The company said that EcoStruxure relies on two main principles. Firstly, EcoStruxure is based on the portfolio of purpose specific applications in five domains such as power, datacentres, process and machines, building control, and physical security, that are essential to solve the energy equation.

Secondly, EcoStruxure is able to connect these five domains of expertise within an open and flexible ecosystem of technology that relies on the use of IP and web services, allowing purpose specific applications to connect whenever needed, at the right level.

The company claims that with EcoStruxure, businesses can anticipate better results and improvements in operations through systematic energy visibility and real time control of any energy usage. In addition, energy waste in all forms – from electricity and water to mechanical and human – can be captured and mitigated to achieve improved efficiency.

The company will be rolling out EcoStruxure reference architectures as well as corresponding training throughout 2010.

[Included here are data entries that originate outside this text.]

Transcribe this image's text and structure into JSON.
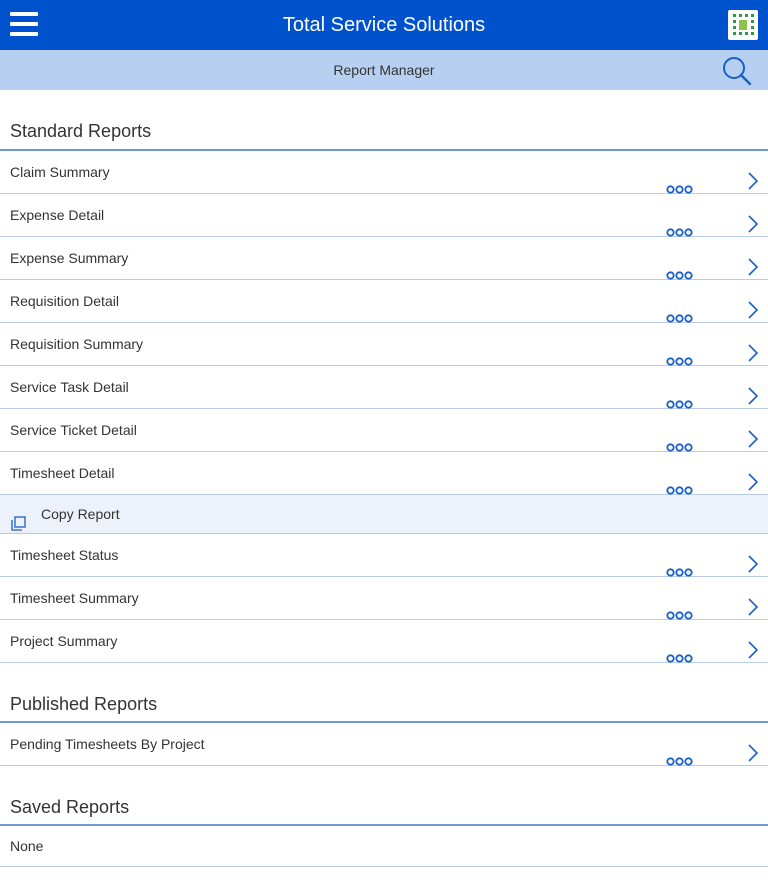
{
  "header": {
    "title": "Total Service Solutions",
    "menu_icon": "hamburger-menu-icon",
    "logo_icon": "company-logo-icon"
  },
  "subheader": {
    "title": "Report Manager",
    "search_icon": "search-icon"
  },
  "colors": {
    "primary": "#0052cc",
    "subbar": "#b7cff0",
    "accent_blue": "#1a5fc9",
    "divider": "#b8cce6",
    "highlight_row": "#edf2fa"
  },
  "standard_reports": {
    "title": "Standard Reports",
    "items": [
      {
        "label": "Claim Summary"
      },
      {
        "label": "Expense Detail"
      },
      {
        "label": "Expense Summary"
      },
      {
        "label": "Requisition Detail"
      },
      {
        "label": "Requisition Summary"
      },
      {
        "label": "Service Task Detail"
      },
      {
        "label": "Service Ticket Detail"
      },
      {
        "label": "Timesheet Detail"
      }
    ],
    "copy_action": {
      "label": "Copy Report",
      "icon": "copy-icon"
    },
    "items_after": [
      {
        "label": "Timesheet Status"
      },
      {
        "label": "Timesheet Summary"
      },
      {
        "label": "Project Summary"
      }
    ]
  },
  "published_reports": {
    "title": "Published Reports",
    "items": [
      {
        "label": "Pending Timesheets By Project"
      }
    ]
  },
  "saved_reports": {
    "title": "Saved Reports",
    "empty_text": "None"
  }
}
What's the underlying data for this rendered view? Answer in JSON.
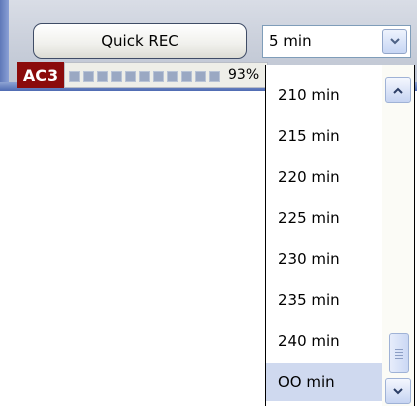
{
  "toolbar": {
    "quick_rec_label": "Quick REC",
    "audio_format": "AC3",
    "level_percent": "93%",
    "level_fraction": 0.93
  },
  "duration_select": {
    "selected": "5 min",
    "arrow_icon": "chevron-down-icon"
  },
  "dropdown": {
    "options": [
      "210 min",
      "215 min",
      "220 min",
      "225 min",
      "230 min",
      "235 min",
      "240 min",
      "OO min"
    ],
    "highlighted": "OO min"
  },
  "colors": {
    "badge": "#8b0b0b",
    "highlight": "#cfd9ef"
  }
}
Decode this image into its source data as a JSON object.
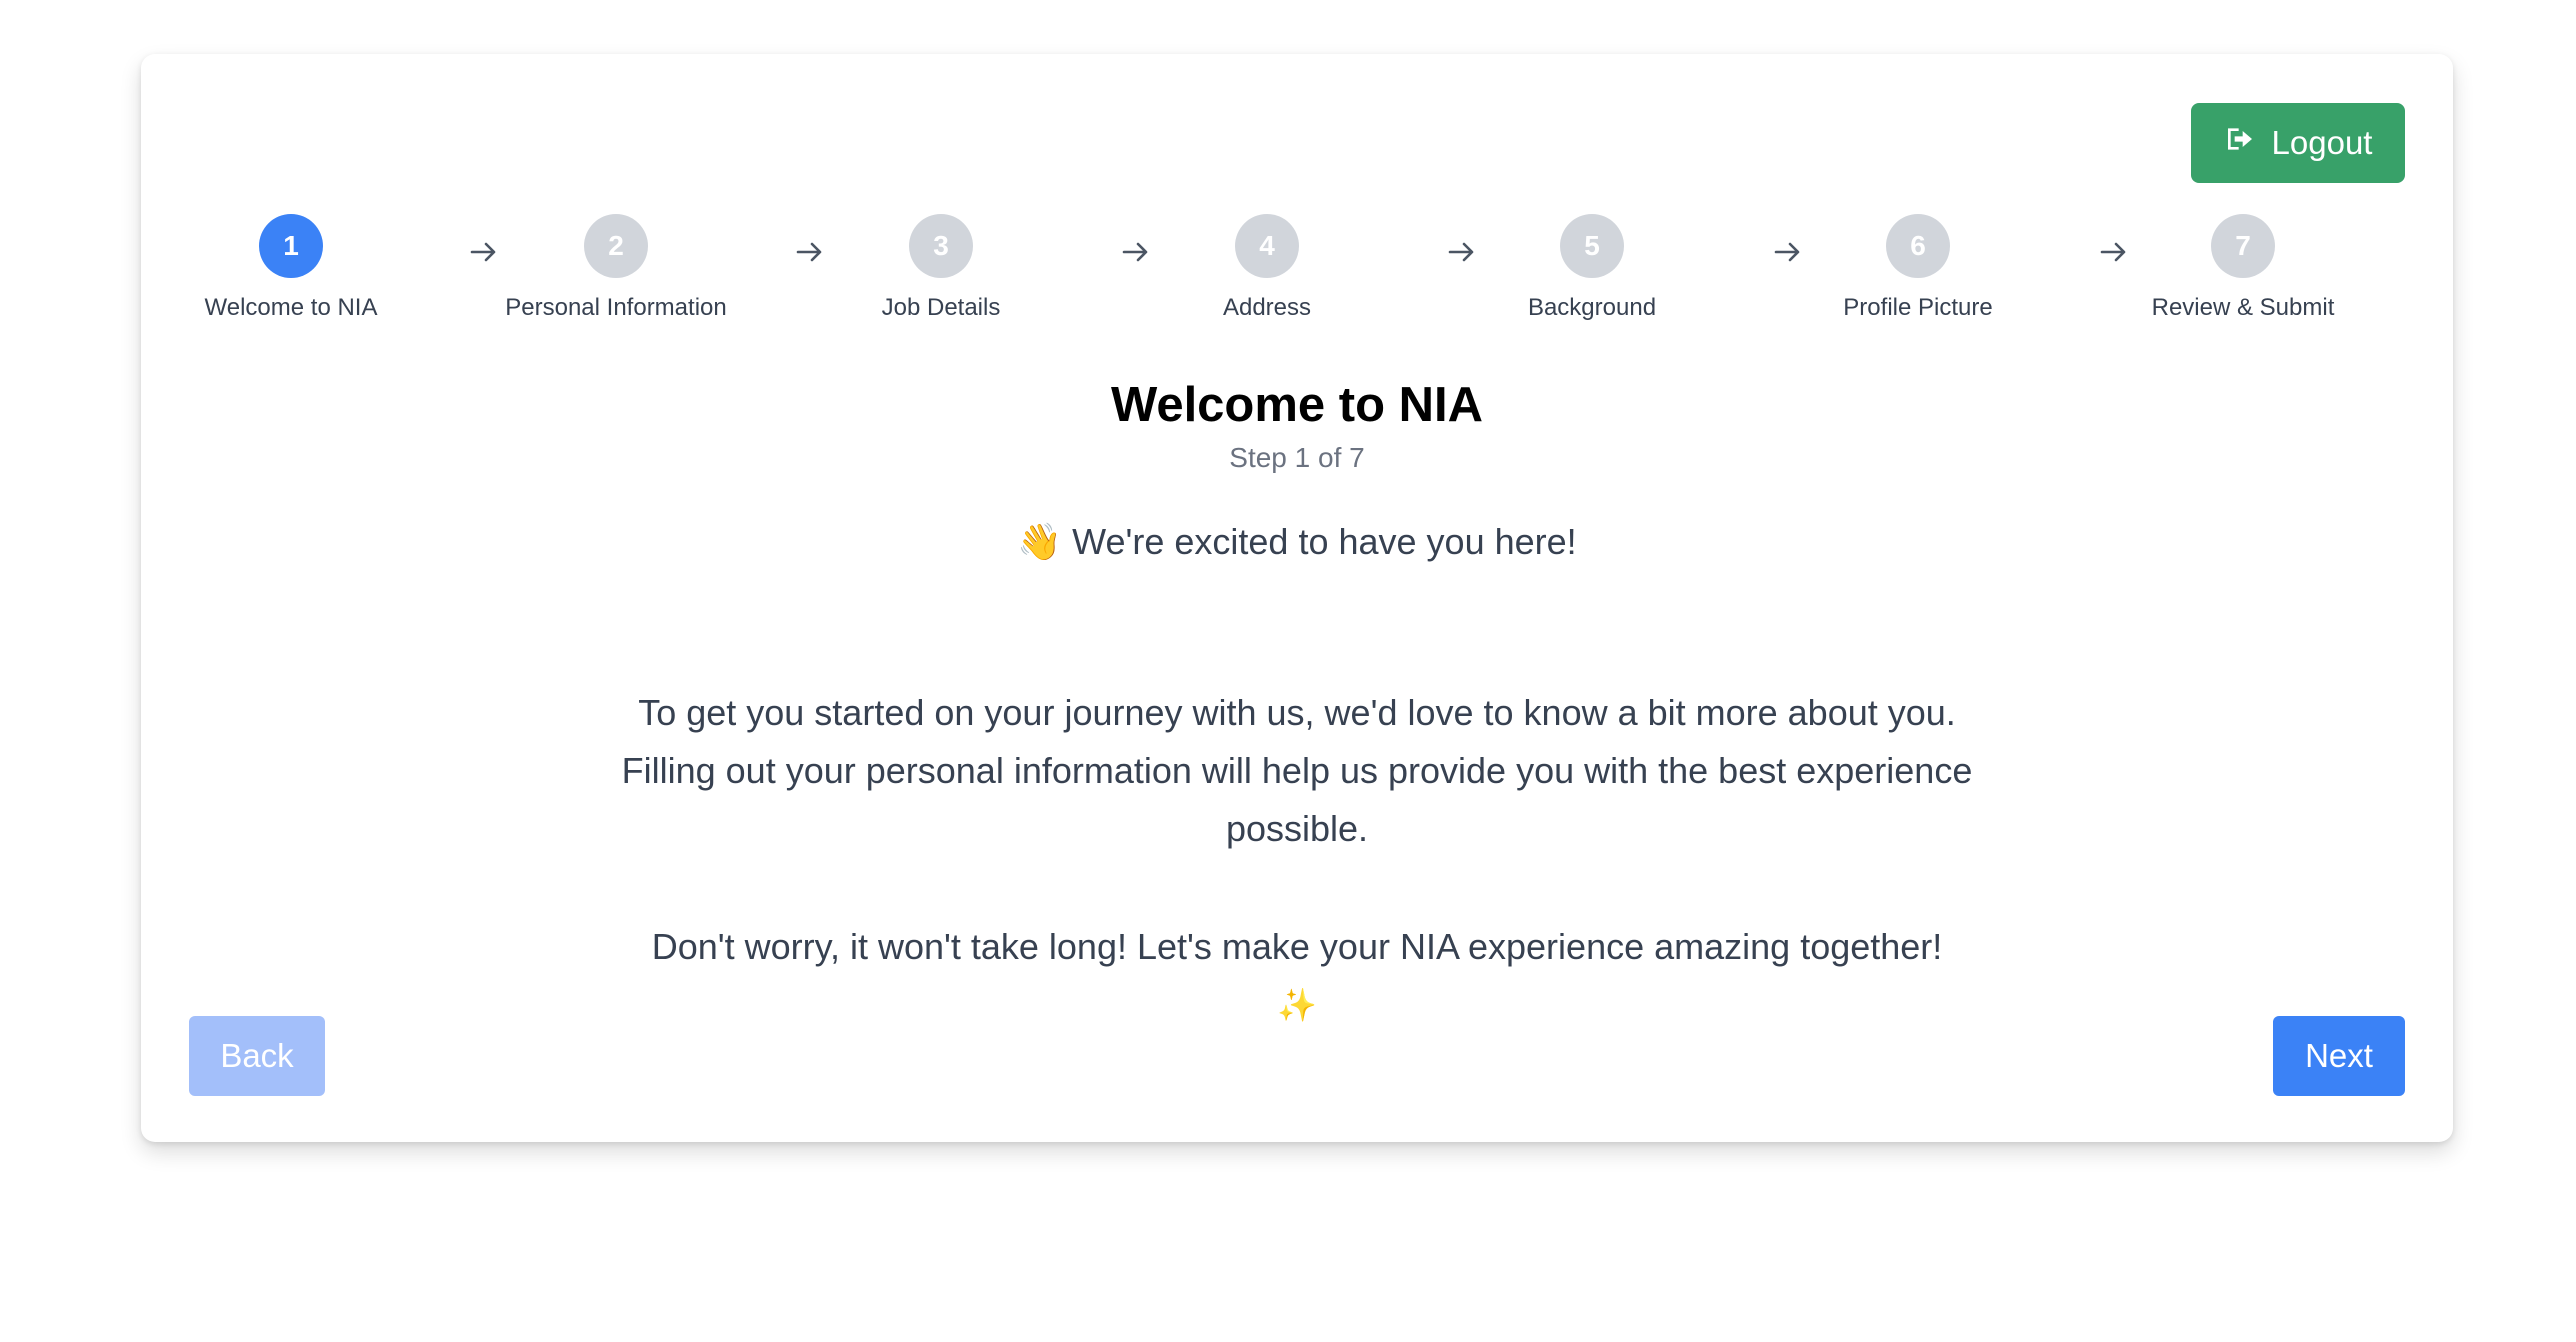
{
  "header": {
    "logout_label": "Logout",
    "logout_icon": "sign-out-icon"
  },
  "colors": {
    "primary": "#3b82f6",
    "success": "#38a169",
    "inactive_step": "#d1d5db",
    "disabled_primary": "#a3bffa"
  },
  "stepper": {
    "current_step": 1,
    "steps": [
      {
        "number": "1",
        "label": "Welcome to NIA"
      },
      {
        "number": "2",
        "label": "Personal Information"
      },
      {
        "number": "3",
        "label": "Job Details"
      },
      {
        "number": "4",
        "label": "Address"
      },
      {
        "number": "5",
        "label": "Background"
      },
      {
        "number": "6",
        "label": "Profile Picture"
      },
      {
        "number": "7",
        "label": "Review & Submit"
      }
    ]
  },
  "main": {
    "title": "Welcome to NIA",
    "subtitle": "Step 1 of 7",
    "greeting": "👋 We're excited to have you here!",
    "paragraph1": "To get you started on your journey with us, we'd love to know a bit more about you. Filling out your personal information will help us provide you with the best experience possible.",
    "paragraph2": "Don't worry, it won't take long! Let's make your NIA experience amazing together!",
    "sparkle": "✨"
  },
  "footer": {
    "back_label": "Back",
    "next_label": "Next"
  }
}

Aaron Davis,chief marketing officer of Schneider Electric, said: ”Uncoordinated component-level attempts to solve energy management issues by different corporate functions without a comprehensive plan can actually inhibit a company’s ability to meet efficiency goals.

“By providing our customers with clear and comprehensive reference architectures across key environments and applications, we intend to reduce inefficiencies and increase a company’s ability to make invisible energy waste both visible and actionable.”